Hier der Link zur PDF Version der Broschüre:
#INFO Nr.4: „Good Bye, Lenin!“ – revisited. Irre geworden an der Linken. Neokonservative Herrschaftsideologie hinter linken Masken – eine Kritik am Beispiel des „AK Linke Irrwege“. Ein Lehrstück aus Tübingen.

Als hier in Tübingen im Juni 2011 das Polit-Theater des „AK Linke Irrwege“ an die Öffentlichkeit trat und die Tübinger „linke Szene“ zu einem lahmen bürgerlichen Trauerspiel in drei Akten lud, das höchstens insofern neue Züge aufwies, als dass sich die Protagonisten des Arbeitskreises in einem Akt der Selbstinszenierung nach und nach jeglicher linker Hüllen und Masken entblößten, blieben die üblichen neokonservativen Angriffe gegen klassenkämpferische, antikapitalistische Linke Positionen natürlich nicht aus.
Im Folgenden Text, der eine Fortsetzung der von uns in #INFO Nr.3 formulierten Kritik an den sogenannten“Antideutschen“ darstellt, werden nun die Methoden und die Ideologie des „AK Linke Irrwege“ einer ausführlichen Kritik unterzogen.

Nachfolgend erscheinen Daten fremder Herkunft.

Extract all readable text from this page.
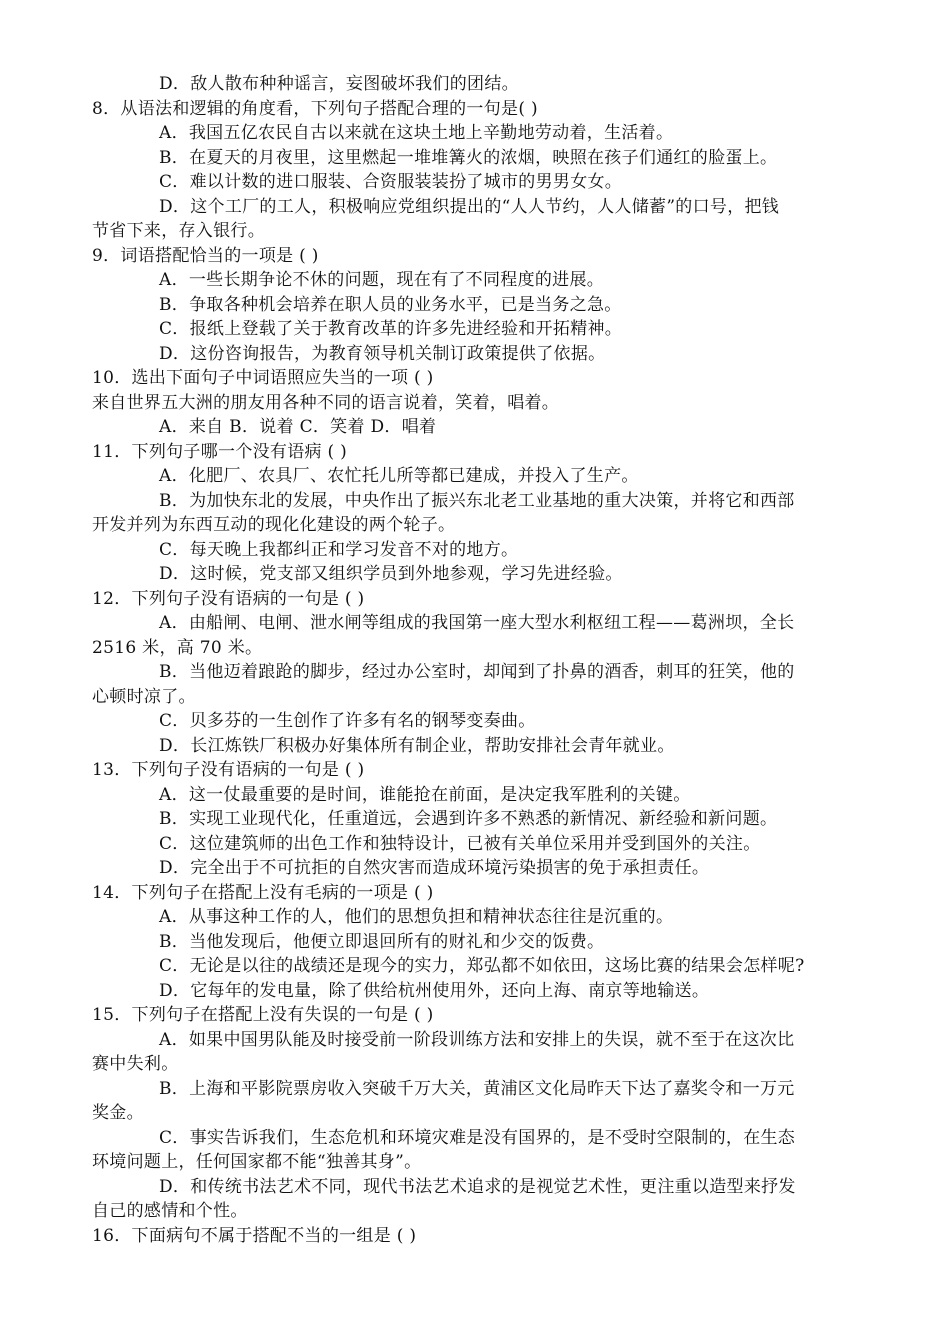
D．敌人散布种种谣言，妄图破坏我们的团结。
8．从语法和逻辑的角度看，下列句子搭配合理的一句是( )
A．我国五亿农民自古以来就在这块土地上辛勤地劳动着，生活着。
B．在夏天的月夜里，这里燃起一堆堆篝火的浓烟，映照在孩子们通红的脸蛋上。
C．难以计数的进口服装、合资服装装扮了城市的男男女女。
D．这个工厂的工人，积极响应党组织提出的“人人节约，人人储蓄”的口号，把钱
节省下来，存入银行。
9．词语搭配恰当的一项是 ( )
A．一些长期争论不休的问题，现在有了不同程度的进展。
B．争取各种机会培养在职人员的业务水平，已是当务之急。
C．报纸上登载了关于教育改革的许多先进经验和开拓精神。
D．这份咨询报告，为教育领导机关制订政策提供了依据。
10．选出下面句子中词语照应失当的一项 ( )
来自世界五大洲的朋友用各种不同的语言说着，笑着，唱着。
A．来自 B．说着 C．笑着 D．唱着
11．下列句子哪一个没有语病 ( )
A．化肥厂、农具厂、农忙托儿所等都已建成，并投入了生产。
B．为加快东北的发展，中央作出了振兴东北老工业基地的重大决策，并将它和西部
开发并列为东西互动的现化化建设的两个轮子。
C．每天晚上我都纠正和学习发音不对的地方。
D．这时候，党支部又组织学员到外地参观，学习先进经验。
12．下列句子没有语病的一句是 ( )
A．由船闸、电闸、泄水闸等组成的我国第一座大型水利枢纽工程——葛洲坝，全长
2516 米，高 70 米。
B．当他迈着踉跄的脚步，经过办公室时，却闻到了扑鼻的酒香，刺耳的狂笑，他的
心顿时凉了。
C．贝多芬的一生创作了许多有名的钢琴变奏曲。
D．长江炼铁厂积极办好集体所有制企业，帮助安排社会青年就业。
13．下列句子没有语病的一句是 ( )
A．这一仗最重要的是时间，谁能抢在前面，是决定我军胜利的关键。
B．实现工业现代化，任重道远，会遇到许多不熟悉的新情况、新经验和新问题。
C．这位建筑师的出色工作和独特设计，已被有关单位采用并受到国外的关注。
D．完全出于不可抗拒的自然灾害而造成环境污染损害的免于承担责任。
14．下列句子在搭配上没有毛病的一项是 ( )
A．从事这种工作的人，他们的思想负担和精神状态往往是沉重的。
B．当他发现后，他便立即退回所有的财礼和少交的饭费。
C．无论是以往的战绩还是现今的实力，郑弘都不如依田，这场比赛的结果会怎样呢?
D．它每年的发电量，除了供给杭州使用外，还向上海、南京等地输送。
15．下列句子在搭配上没有失误的一句是 ( )
A．如果中国男队能及时接受前一阶段训练方法和安排上的失误，就不至于在这次比
赛中失利。
B．上海和平影院票房收入突破千万大关，黄浦区文化局昨天下达了嘉奖令和一万元
奖金。
C．事实告诉我们，生态危机和环境灾难是没有国界的，是不受时空限制的，在生态
环境问题上，任何国家都不能“独善其身”。
D．和传统书法艺术不同，现代书法艺术追求的是视觉艺术性，更注重以造型来抒发
自己的感情和个性。
16．下面病句不属于搭配不当的一组是 ( )
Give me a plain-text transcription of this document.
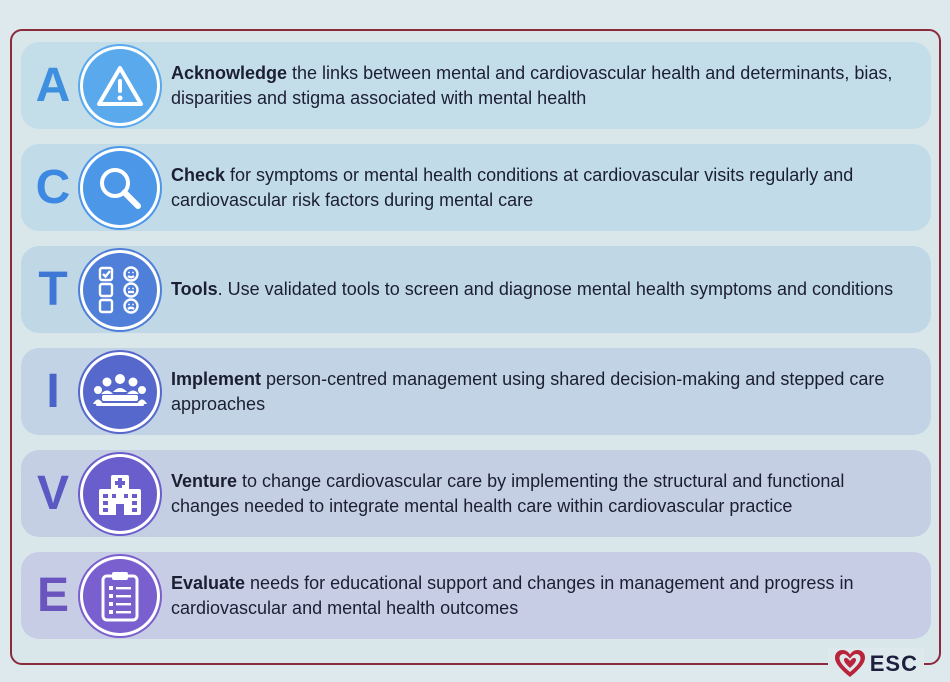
A	Acknowledge the links between mental and cardiovascular health and determinants, bias, disparities and stigma associated with mental health
C	Check for symptoms or mental health conditions at cardiovascular visits regularly and cardiovascular risk factors during mental care
T	Tools. Use validated tools to screen and diagnose mental health symptoms and conditions
I	Implement person-centred management using shared decision-making and stepped care approaches
V	Venture to change cardiovascular care by implementing the structural and functional changes needed to integrate mental health care within cardiovascular practice
E	Evaluate needs for educational support and changes in management and progress in cardiovascular and mental health outcomes
ESC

Es handelt sich hierbei um ein lokales Beispiel einer politischen Diffamierungskampagne; diese hat allerdings auch über den lokalen Rahmen hinaus, vor dem Hintergrund der diversen neokonservativen Entwicklungen innerhalb bzw. aus der deutschen Linken heraus, durchaus exemplarischen Charakter.
Im Zentrum der Auseinandersetzung stehen die bereits zum Standardarsenal der Neokonservativen und „Antideutschen“ zählenden Antisemitismusvorwürfe, ein uns [der Marxistischen Aktion Tübingen] unterstellter Sexismus und Nationalismus, sowie eine Polemik über den (Klassen-)Charakter des Faschismus.